In this study we have determined the expression status and regulatory mechanism of miR-31 in melanoma and performed functional characterization of its role in various oncogenic phenotypes and validated novel targets. Although miR-31 has been shown to act as either an oncomiR or tumor suppressor in various tumor types [13
], in this study we clearly establish miR-31 as a tumor suppressor, demonstrate that it targets multiple oncogenes such as SRC, MET, NIK and RAB27a and regulates the expression of EZH2 in melanoma.
The gene encoding miR-31 is located within the intron of a long noncoding RNA located on chromosome 9p21. Deletions of chromosome 9p21 are common in melanoma and other tumors and have been shown to include the miR-31 locus in cancers including mesothelioma and urothelial carcinoma [18
]. By array CGH we observed both heterozygous and homozygous deletions involving the miR-31 locus in 21% of melanomas. The expression of miR-31 was profoundly suppressed in most of the melanoma tissues and cell lines; the loss of expression is attributed to both genomic deletion and epigenetic silencing – a common mechanism of downregulation of tumor suppressors in cancer. Epigenetic modification of chromatin via
methylation of cytosine residues in CpG islands or by post-translational modification of histones marks transcriptional availability of genes. Polycomb repressor complex 2, of which EZH2 is the catalytic component, mediates trimethylation of histone 3 at lysine K27 (H3K27) and subsequent repression of target genes [24
] including miR-31 expression in adult T cell leukemia and prostate cancer [33
], and ENCODE ChipSeq data indicates an enrichment of trimethylated H3K27 at the miR-31 promoter region. In addition, miR-31 is silenced in triple-negative breast carcinoma by CpG island methylation [32
]. We observed a significant induction of miR-31 expression upon depletion of EZH2 either by RNA interference or by DZNep treatment as well as by treatment with the DNA methylation inhibitor, 5'aza-dC.

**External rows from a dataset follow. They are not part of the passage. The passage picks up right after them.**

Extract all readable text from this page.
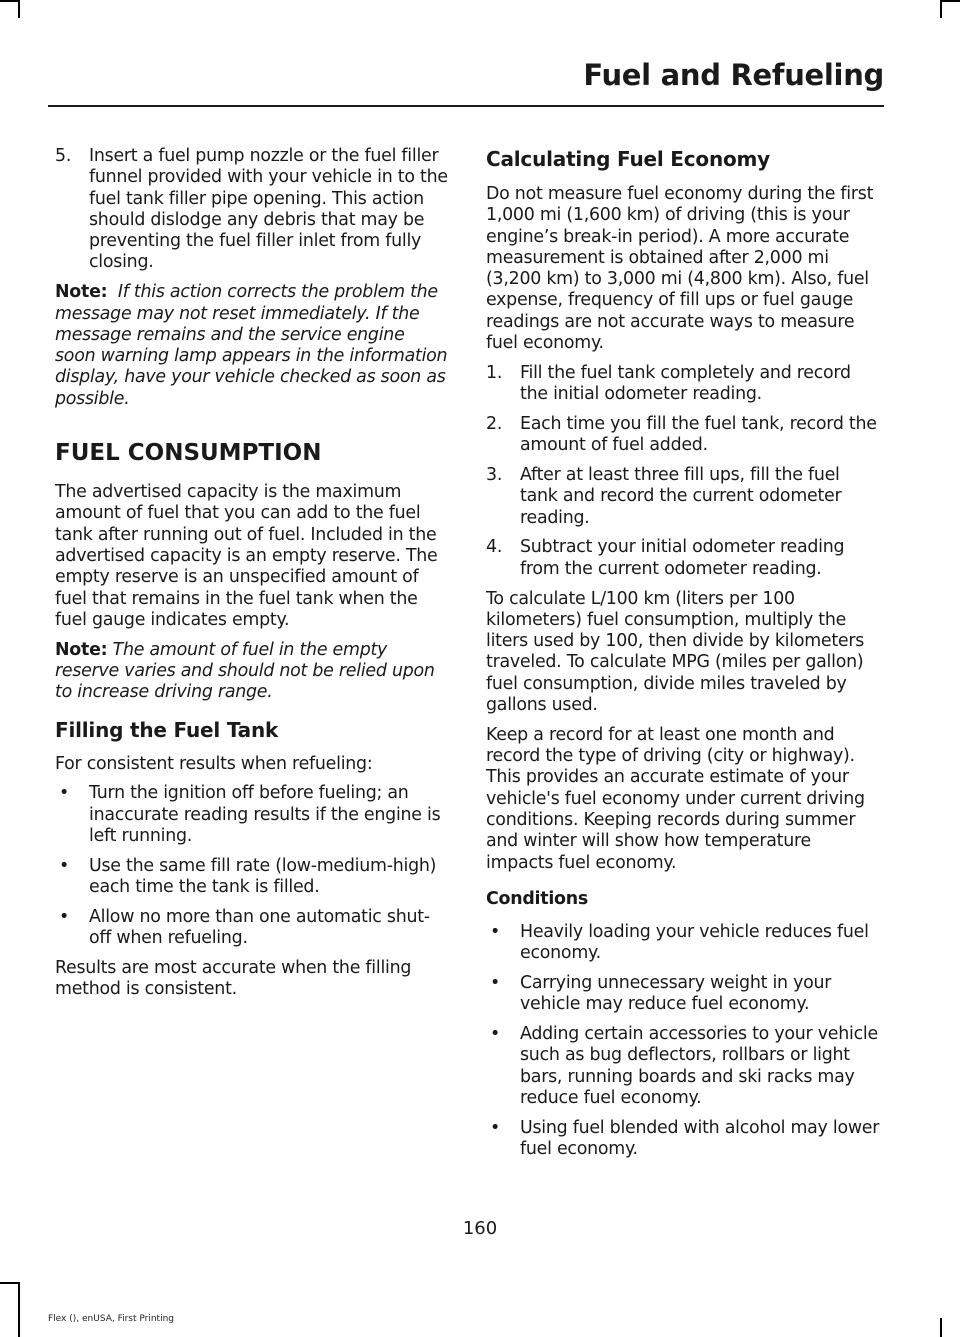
Fuel and Refueling
5. Insert a fuel pump nozzle or the fuel filler funnel provided with your vehicle in to the fuel tank filler pipe opening. This action should dislodge any debris that may be preventing the fuel filler inlet from fully closing.

Note: If this action corrects the problem the message may not reset immediately. If the message remains and the service engine soon warning lamp appears in the information display, have your vehicle checked as soon as possible.

FUEL CONSUMPTION

The advertised capacity is the maximum amount of fuel that you can add to the fuel tank after running out of fuel. Included in the advertised capacity is an empty reserve. The empty reserve is an unspecified amount of fuel that remains in the fuel tank when the fuel gauge indicates empty.

Note: The amount of fuel in the empty reserve varies and should not be relied upon to increase driving range.

Filling the Fuel Tank

For consistent results when refueling:

• Turn the ignition off before fueling; an inaccurate reading results if the engine is left running.
• Use the same fill rate (low-medium-high) each time the tank is filled.
• Allow no more than one automatic shut-off when refueling.

Results are most accurate when the filling method is consistent.

Calculating Fuel Economy

Do not measure fuel economy during the first 1,000 mi (1,600 km) of driving (this is your engine’s break-in period). A more accurate measurement is obtained after 2,000 mi (3,200 km) to 3,000 mi (4,800 km). Also, fuel expense, frequency of fill ups or fuel gauge readings are not accurate ways to measure fuel economy.

1. Fill the fuel tank completely and record the initial odometer reading.
2. Each time you fill the fuel tank, record the amount of fuel added.
3. After at least three fill ups, fill the fuel tank and record the current odometer reading.
4. Subtract your initial odometer reading from the current odometer reading.

To calculate L/100 km (liters per 100 kilometers) fuel consumption, multiply the liters used by 100, then divide by kilometers traveled. To calculate MPG (miles per gallon) fuel consumption, divide miles traveled by gallons used.

Keep a record for at least one month and record the type of driving (city or highway). This provides an accurate estimate of your vehicle's fuel economy under current driving conditions. Keeping records during summer and winter will show how temperature impacts fuel economy.

Conditions
• Heavily loading your vehicle reduces fuel economy.
• Carrying unnecessary weight in your vehicle may reduce fuel economy.
• Adding certain accessories to your vehicle such as bug deflectors, rollbars or light bars, running boards and ski racks may reduce fuel economy.
• Using fuel blended with alcohol may lower fuel economy.
160
Flex (), enUSA, First Printing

The inhibitory effect of miR-31 on cell proliferation has been reported for ATL and mesothelioma [18
], however cell growth of only a subset of melanoma cell lines were inhibited upon ectopic overexpression of miR-31 in our studies. Conversely, knockdown of miR-31 led to increased proliferation only in serum-free conditions. miR-31-mediated attenuation of local invasion and metastasis without affecting primary tumor growth was elegantly demonstrated in breast cancer [13
], and we observed a similar effect on migration and invasion upon miR-31 overexpression in all melanoma cell lines tested, supporting its role as a metastasis suppressor in melanomas.

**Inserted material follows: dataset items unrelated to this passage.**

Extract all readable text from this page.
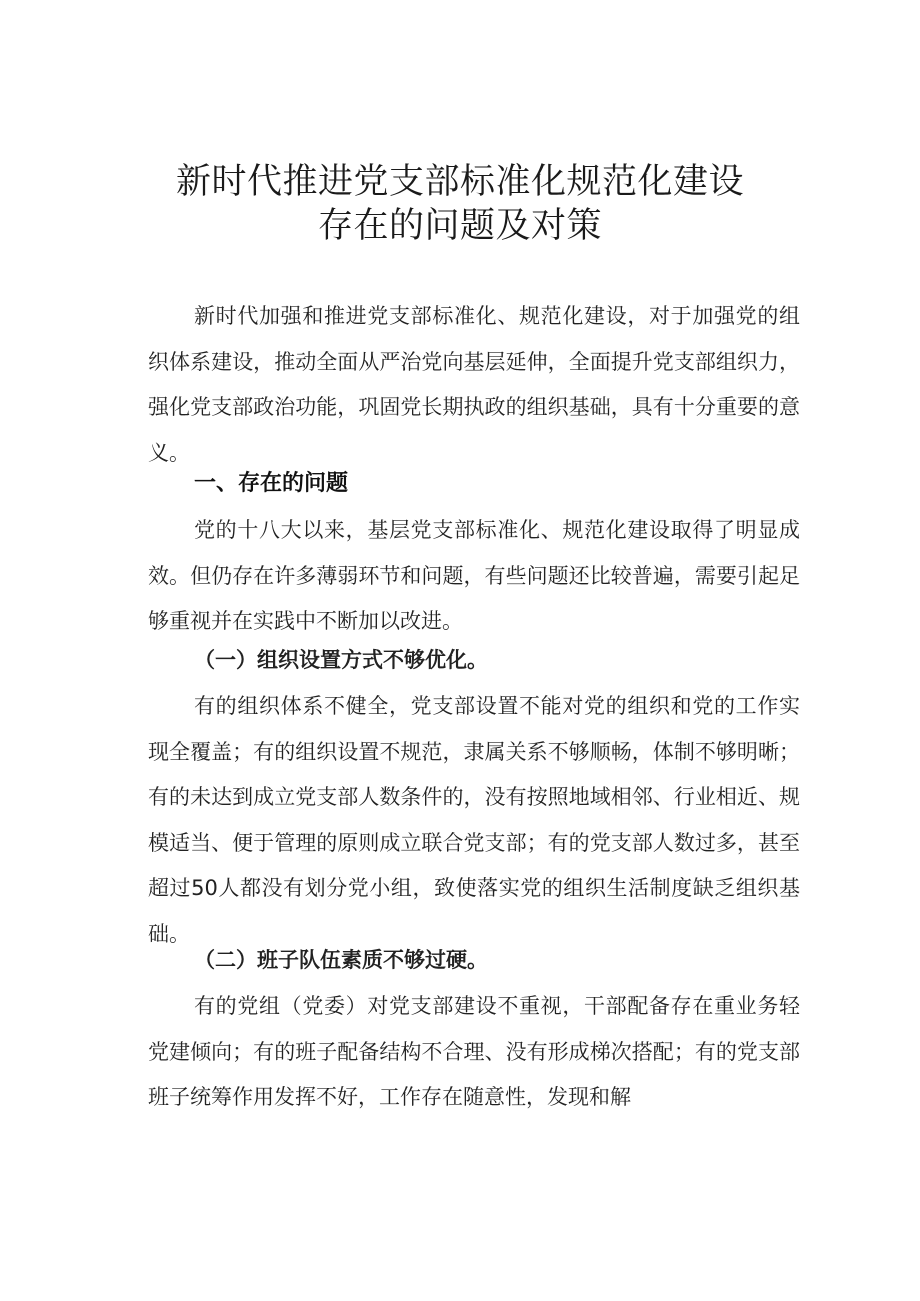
新时代推进党支部标准化规范化建设
存在的问题及对策

新时代加强和推进党支部标准化、规范化建设，对于加强党的组织体系建设，推动全面从严治党向基层延伸，全面提升党支部组织力，强化党支部政治功能，巩固党长期执政的组织基础，具有十分重要的意义。

一、存在的问题

党的十八大以来，基层党支部标准化、规范化建设取得了明显成效。但仍存在许多薄弱环节和问题，有些问题还比较普遍，需要引起足够重视并在实践中不断加以改进。

（一）组织设置方式不够优化。

有的组织体系不健全，党支部设置不能对党的组织和党的工作实现全覆盖；有的组织设置不规范，隶属关系不够顺畅，体制不够明晰；有的未达到成立党支部人数条件的，没有按照地域相邻、行业相近、规模适当、便于管理的原则成立联合党支部；有的党支部人数过多，甚至超过50人都没有划分党小组，致使落实党的组织生活制度缺乏组织基础。

（二）班子队伍素质不够过硬。

有的党组（党委）对党支部建设不重视，干部配备存在重业务轻党建倾向；有的班子配备结构不合理、没有形成梯次搭配；有的党支部班子统筹作用发挥不好，工作存在随意性，发现和解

In order to identify targets that are regulated by miR-31 to mediate tumor suppressive effects in melanoma, we employed an integrative approach utilizing gene expression microarrays, miR target prediction algorithms, and literature searches. We nominated SRC, MET, NIK and RAB27a as possible miR-31 targets in melanoma; these genes are known to play pro-tumorigenic roles in melanoma [37
]. The validation of these four melanoma oncogenes as a direct miR-31 target represents a significant finding and elucidates the molecular pathways affected by chromosome 9p21 deletion in melanoma. Moreover, NIK (NF-kB inducing kinase) which promotes cell proliferation and survival in melanoma has recently been validated as a miR-31 target in ATL [33
Downregulation of EZH2 may represent an additional tumor suppressive role for miR-31 since EZH2 plays a pro-tumorigenic role in melanoma [43
]. It is unlikely that EZH2 expression is directly targeted by miR-31 as EZH2 3'UTR lacks a miR-31 binding site. However, EZH2 expression and/or function can be regulated through an alternate mechanism such as MEK-ERK-Elk-1 activation pathway [26
]. We observed the presence of multiple cis-regulatory elements for transcriptional factors Elk-1, Sp1, AP1 (c-Jun) and NF-kB in the proximal promoter of EZH2 (Supplementary Figure 7
) that are known to be activated by miR-31 targets SRC, MET, and NIK proteins. Therefore, miR-31 may indirectly inhibit EZH2 via
repression of these upstream activators. Taken together, our findings indicate that EZH2 and miR-31 engage in a mutually antagonistic regulatory circuit that can accelerate tumorigenic progression (Figure ).
Model for mechanisms of interaction between miR-31 and EZH2 in melanoma cells
In conclusion, we found recurrent deletion and epigenetic silencing of miR-31 in melanoma. And miR-31 acts as a tumor-suppressive microRNA by exerting inhibitory effects on cell motility and invasion. Importantly, we identified SRC, MET, NIK and RAB27a to be direct targets of miR-31. Moreover, we found that miR-31 also engages in an antagonistic regulatory circuit with EZH2, and loss of miR-31 expression may contribute to EZH2 overexpression in melanoma and provides a potential therapeutic axis which can be targeted by small molecule inhibitor.